“Orang buta, mimpinya apa...?” Dan hanya dengan sepatah pertanyaan, obrolan setengah empat pagi pun dimulai kembali.
***
Tidur, apa itu tidur? Seolah tidak punya waktu seharian penuh untuk bisa ngobrol, kami seringkali justru mulai saling menyapa di tengah malam. Ritualnya selalu sama. Dibuka dengan pertanyaan-pertanyaan filosofis seperti, “Kehidupan itu memangnya harus membosankan, ya?” Atau, “Apa sih gunanya pernikahan?” Bahkan bisa jadi mempertanyakan hal yang paling sulit ditemukan jawabannya, “Tuhan ini laki-laki atau perempuan, sih?”
Sisanya kami akan bolak balik saling mengingatkan, “Soulmate itu bukannya ditakdirkan bersama?” Lalu dari situ, seringnya diskusi akan berlanjut dengan menelusuri–atau lebih tepatnya mengenang–pengalaman sekali seumur hidup masing-masing menemukan the-rare-kindred-spirit. Tak akan habis pembahasan. Bisa jadi berbelok ke masa-masa di Bandung yang cukup kelam sekaligus mengubah hidup. Cerita tentang pernah makan nasi bungkus berdua karena sisa uang sudah mulai menipis. Kisah tentang pertengkaran paling parah dalam sejarah––waktu itu saya mengusirnya dari rumahnya sendiri, cukup absurd kalau dipikirkan lagi jernih-jernih. Berlanjut ke sebuah kenangan pertama kali kami bertemu, yang ternyata dimulai jauh lebih awal dari momen resminya sendiri.
Seringkali kami juga memikirkan, “Kenapa tidak ada yang romantis di Jakarta?” Pertanyaan yang sebenarnya lebih berupa keluhan. Sebuah ketidakpuasan akan bagaimana pada akhirnya kami menghabiskan begitu banyak energi, untuk mencoba menjalani urusan-urusan yang tidak lagi melibatkan hati. Kemudian kami akan melontarkan teori-teori omong kosong tentang passion, determinasi, kemapanan, hingga ketuhanan yang tak sesuai kenyataan. Toh akhirnya kami pasrah menjalani keseharian yang begitu-begitu saja. Bahkan seringnya berjauhan, terpisah dunia pekerjaan. Tidak bisa selalu saling mengingatkan kalau hidup perlu di-pause sesekali, untuk pencet tombol play pada pemutar musik, dan lalu menari kecil tanpa konteks yang jelas.

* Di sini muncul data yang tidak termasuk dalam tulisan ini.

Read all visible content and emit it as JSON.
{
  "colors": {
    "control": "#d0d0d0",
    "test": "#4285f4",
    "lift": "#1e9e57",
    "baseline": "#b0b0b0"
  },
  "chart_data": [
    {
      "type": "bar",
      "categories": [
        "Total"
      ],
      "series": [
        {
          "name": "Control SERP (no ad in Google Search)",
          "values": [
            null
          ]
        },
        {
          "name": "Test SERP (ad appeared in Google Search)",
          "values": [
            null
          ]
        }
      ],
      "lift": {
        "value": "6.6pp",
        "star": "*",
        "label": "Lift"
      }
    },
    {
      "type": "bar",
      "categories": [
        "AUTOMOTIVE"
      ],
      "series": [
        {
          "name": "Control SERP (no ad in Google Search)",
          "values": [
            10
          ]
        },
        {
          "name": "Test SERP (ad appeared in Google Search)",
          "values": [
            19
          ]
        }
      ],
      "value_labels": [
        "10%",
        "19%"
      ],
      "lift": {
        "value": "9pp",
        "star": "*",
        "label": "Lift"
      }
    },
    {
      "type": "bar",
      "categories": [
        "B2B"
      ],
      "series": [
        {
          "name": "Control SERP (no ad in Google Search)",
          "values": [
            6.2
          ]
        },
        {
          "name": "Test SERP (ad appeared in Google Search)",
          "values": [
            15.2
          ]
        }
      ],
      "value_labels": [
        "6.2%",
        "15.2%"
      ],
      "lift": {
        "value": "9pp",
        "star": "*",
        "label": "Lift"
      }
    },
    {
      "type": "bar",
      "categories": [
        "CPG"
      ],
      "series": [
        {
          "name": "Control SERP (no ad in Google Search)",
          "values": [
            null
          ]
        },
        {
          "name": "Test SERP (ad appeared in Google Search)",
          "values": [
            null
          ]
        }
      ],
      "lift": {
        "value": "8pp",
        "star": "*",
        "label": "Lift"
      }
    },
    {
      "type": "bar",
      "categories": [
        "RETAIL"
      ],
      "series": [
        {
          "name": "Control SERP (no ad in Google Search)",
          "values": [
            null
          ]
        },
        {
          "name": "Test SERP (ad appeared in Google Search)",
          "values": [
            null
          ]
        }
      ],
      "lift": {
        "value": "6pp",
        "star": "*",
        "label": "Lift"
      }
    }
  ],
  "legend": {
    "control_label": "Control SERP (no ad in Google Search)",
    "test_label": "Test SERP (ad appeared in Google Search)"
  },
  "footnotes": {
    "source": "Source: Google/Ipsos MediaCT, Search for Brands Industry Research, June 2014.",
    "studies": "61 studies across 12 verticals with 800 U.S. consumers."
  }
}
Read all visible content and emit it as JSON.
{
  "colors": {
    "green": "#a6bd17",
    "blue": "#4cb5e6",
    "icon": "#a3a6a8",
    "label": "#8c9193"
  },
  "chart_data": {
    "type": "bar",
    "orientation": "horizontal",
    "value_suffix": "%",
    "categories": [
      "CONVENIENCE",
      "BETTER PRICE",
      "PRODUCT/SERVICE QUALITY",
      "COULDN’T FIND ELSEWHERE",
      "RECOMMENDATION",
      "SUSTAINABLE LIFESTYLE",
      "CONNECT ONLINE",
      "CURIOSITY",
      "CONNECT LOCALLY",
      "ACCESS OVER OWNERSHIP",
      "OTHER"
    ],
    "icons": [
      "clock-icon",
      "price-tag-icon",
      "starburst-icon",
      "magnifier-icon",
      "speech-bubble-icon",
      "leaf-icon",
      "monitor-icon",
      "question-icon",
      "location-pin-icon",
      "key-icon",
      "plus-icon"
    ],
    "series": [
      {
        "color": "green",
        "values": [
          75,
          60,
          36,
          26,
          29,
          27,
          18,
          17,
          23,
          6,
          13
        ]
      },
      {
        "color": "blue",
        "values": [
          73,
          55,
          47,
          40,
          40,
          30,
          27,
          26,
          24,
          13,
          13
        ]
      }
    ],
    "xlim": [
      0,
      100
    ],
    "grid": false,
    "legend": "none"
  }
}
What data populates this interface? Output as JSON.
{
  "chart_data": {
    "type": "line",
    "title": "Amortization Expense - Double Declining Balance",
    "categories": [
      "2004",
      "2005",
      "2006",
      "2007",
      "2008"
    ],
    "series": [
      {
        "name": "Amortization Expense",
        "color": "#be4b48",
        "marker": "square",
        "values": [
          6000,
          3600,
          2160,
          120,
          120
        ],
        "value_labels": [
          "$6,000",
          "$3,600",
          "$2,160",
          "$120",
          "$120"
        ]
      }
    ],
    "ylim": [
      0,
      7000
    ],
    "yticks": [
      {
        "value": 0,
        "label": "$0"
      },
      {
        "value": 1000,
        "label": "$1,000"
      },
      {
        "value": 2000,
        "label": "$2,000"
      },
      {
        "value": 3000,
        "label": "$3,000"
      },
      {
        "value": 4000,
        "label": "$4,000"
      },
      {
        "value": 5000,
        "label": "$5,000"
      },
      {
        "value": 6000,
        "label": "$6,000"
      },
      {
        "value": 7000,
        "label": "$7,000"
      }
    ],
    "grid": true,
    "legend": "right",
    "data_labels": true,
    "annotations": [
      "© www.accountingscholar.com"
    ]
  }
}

Katanya itulah bagaimana manusia beranjak dewasa, menua dalam konsep umur. Mulai melupakan hal-hal kecil yang menghangatkan hati, karena terlalu sibuk memikirkan keduniaan yang seringnya membuat rasa jadi kelewat beku. Mulai menghiraukan uniknya ritme nafas sendiri, terengah-engah karena tidak sadar ikut arus yang dibuat orang lain. Mulai menidurkan pikiran-pikiran intens yang menggerakkan jiwa, atas nama hidup yang memaksa terus bangun meski tanpa idealisme. Mulai bergerak berlawanan arah, demi berlari menemukan tujuan yang tidak kunjung jelas ujungnya.
Mungkin salah satu dari semua hal di atas, atau perpaduan semuanya, yang menjauhkan kami dari kegemaran kami akan obrolan setengah empat pagi. Namun kalau memang itu arti menua, saya paham kenapa dari dulu kami selalu menolak menjadinya.
***
Dalam sebuah kesempatan akhirnya kami berhasil mengetahui, orang buta bermimpi tidak melalui apa yang pernah dilihat, tapi lewat apa yang didengar dan dirasakannya. Sebuah jawaban yang melegakan. Terbukti secara ilmiah kami tidak tahu pasti, yang jelas mengetahui siapa saja bisa merasakan sensasi mimpi itu lumayan mengangkat beban pikiran.
Sebelumnya saya akan sengaja mengalihkan fokus dengan pertanyaan lain yang lebih mudah dijawab, “Mau pesen mekdi nggak?” Di tengah obrolan setengah empat pagi? "Iya. Kenapa nggak?"